Dieses Jahr unter Corona hat uns sehr deutlich gezeigt, wer an ein Miteinander in der Gesellschaft glaubt und wer egoistisch durch die Welt läuft. Es trennt sich die Spreu vom Weizen, wie ein altes Sprichwort sagt. Die Spreu nutzte man früher als Bodenbelag wo es feucht war oder man verheizte sie. Die Weizenkörner jedoch haben genährt, wurden ausgesät und haben sich um ein tausendfaches vermehrt. Sie wurden Brote, Kuchen und wieder Saatkörner.
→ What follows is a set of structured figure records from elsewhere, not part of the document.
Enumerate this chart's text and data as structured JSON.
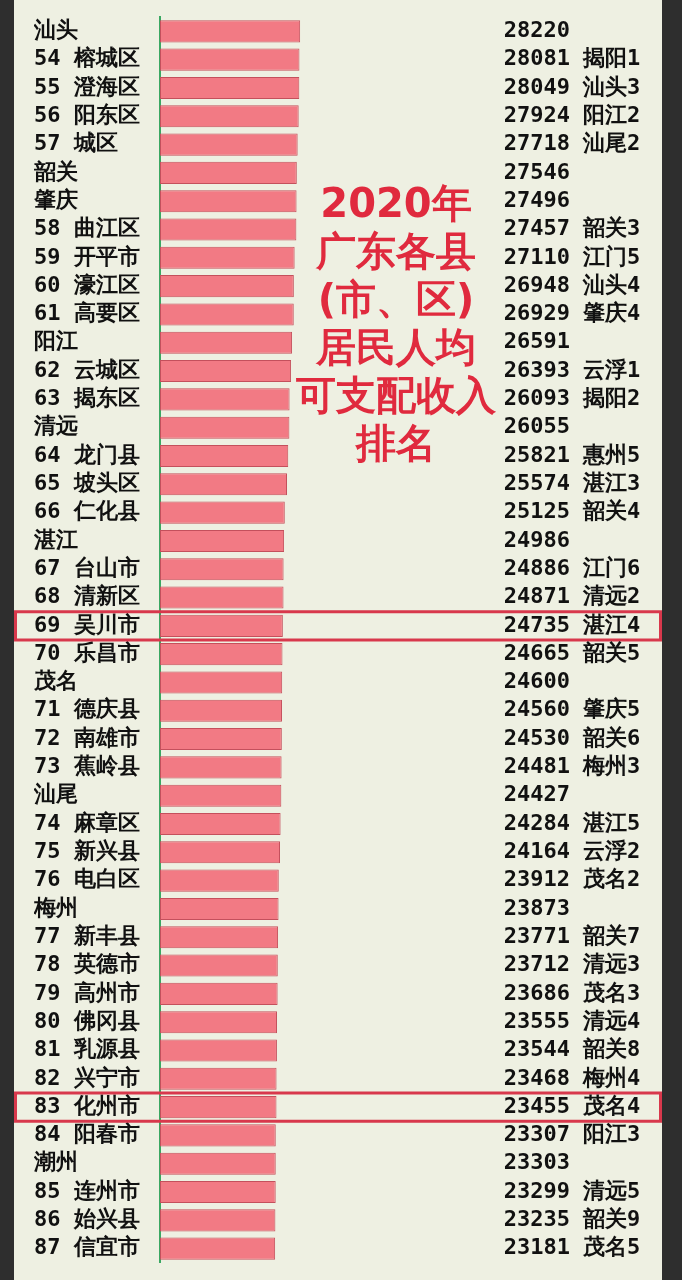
{
  "chart_data": {
    "type": "bar",
    "title": "2020年广东各县(市、区)居民人均可支配收入排名",
    "orientation": "horizontal",
    "color": "#f27a84",
    "data_labels": true,
    "categories": [
      "汕头",
      "54 榕城区",
      "55 澄海区",
      "56 阳东区",
      "57 城区",
      "韶关",
      "肇庆",
      "58 曲江区",
      "59 开平市",
      "60 濠江区",
      "61 高要区",
      "阳江",
      "62 云城区",
      "63 揭东区",
      "清远",
      "64 龙门县",
      "65 坡头区",
      "66 仁化县",
      "湛江",
      "67 台山市",
      "68 清新区",
      "69 吴川市",
      "70 乐昌市",
      "茂名",
      "71 德庆县",
      "72 南雄市",
      "73 蕉岭县",
      "汕尾",
      "74 麻章区",
      "75 新兴县",
      "76 电白区",
      "梅州",
      "77 新丰县",
      "78 英德市",
      "79 高州市",
      "80 佛冈县",
      "81 乳源县",
      "82 兴宁市",
      "83 化州市",
      "84 阳春市",
      "潮州",
      "85 连州市",
      "86 始兴县",
      "87 信宜市"
    ],
    "values": [
      28220,
      28081,
      28049,
      27924,
      27718,
      27546,
      27496,
      27457,
      27110,
      26948,
      26929,
      26591,
      26393,
      26093,
      26055,
      25821,
      25574,
      25125,
      24986,
      24886,
      24871,
      24735,
      24665,
      24600,
      24560,
      24530,
      24481,
      24427,
      24284,
      24164,
      23912,
      23873,
      23771,
      23712,
      23686,
      23555,
      23544,
      23468,
      23455,
      23307,
      23303,
      23299,
      23235,
      23181
    ],
    "y2_categories": [
      null,
      "揭阳1",
      "汕头3",
      "阳江2",
      "汕尾2",
      null,
      null,
      "韶关3",
      "江门5",
      "汕头4",
      "肇庆4",
      null,
      "云浮1",
      "揭阳2",
      null,
      "惠州5",
      "湛江3",
      "韶关4",
      null,
      "江门6",
      "清远2",
      "湛江4",
      "韶关5",
      null,
      "肇庆5",
      "韶关6",
      "梅州3",
      null,
      "湛江5",
      "云浮2",
      "茂名2",
      null,
      "韶关7",
      "清远3",
      "茂名3",
      "清远4",
      "韶关8",
      "梅州4",
      "茂名4",
      "阳江3",
      null,
      "清远5",
      "韶关9",
      "茂名5"
    ],
    "bands": [
      {
        "axis": "y",
        "from": "69 吴川市",
        "to": "69 吴川市",
        "color": "#d8384c"
      },
      {
        "axis": "y",
        "from": "83 化州市",
        "to": "83 化州市",
        "color": "#d8384c"
      }
    ]
  }
}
Darum kann ich in diesen Zeiten, in denen wir uns dank unserer medizinischen Fortschritte glücklich schätzen können, mit milderen Folgen als bei der Pest im Mittelalter davon zu kommen, nur darum beten, dass wir Weizenkörner (oder wie die Bibel sagt Senfkörner) sind und keine Spreu.

Lasst uns daran glauben, dass alles gut wird, wenn wir eingedenk der Worte Jesus eine Gemeinschaft sind, in der jeder dafür sorgt, dass es uns allen gut ergeht. Lasst uns nicht nur während der Geburtsfeier für Jesus an Weihnachten füreinander da sein und einander unterstützen. Das gelächelte “Danke” im Supermarkt, die getragene Tasche des Nachbarn auf dem Heimweg, der klärende Kommentar bei facebook, das Trinkgeld für den Lebensmittelboten, das gesungene oder gespielte Weihnachtslied vor der Haustür oder aus dem Dachbodenfenster, der Anruf beim Enkel oder die längst überfällige Mail an die Freunde. Zusammenhalt beginnt ganz klein und nur dort, wo sie uns am nächsten ist: Mit der ersten guten Tat durch uns selbst!

Und gerade in schlechten Zeiten hat uns Jesus doch gesagt, dass wir nicht mutlos sein müssen. Ganz im Gegenteil und jetzt erst recht heißt es doch mit dem alten Jungscharspruch so richtig “Mit Jesus mutig voran!”

In diesem Sinne sage ich “Happy birthday, Jesus” und “Fröhliche Weihnachten”! Bleibt gesund, bleibt fröhlich und lebt die Gedanken unseres Vorbilds im Alltag einfach mal aus. Es macht riesigen Spaß!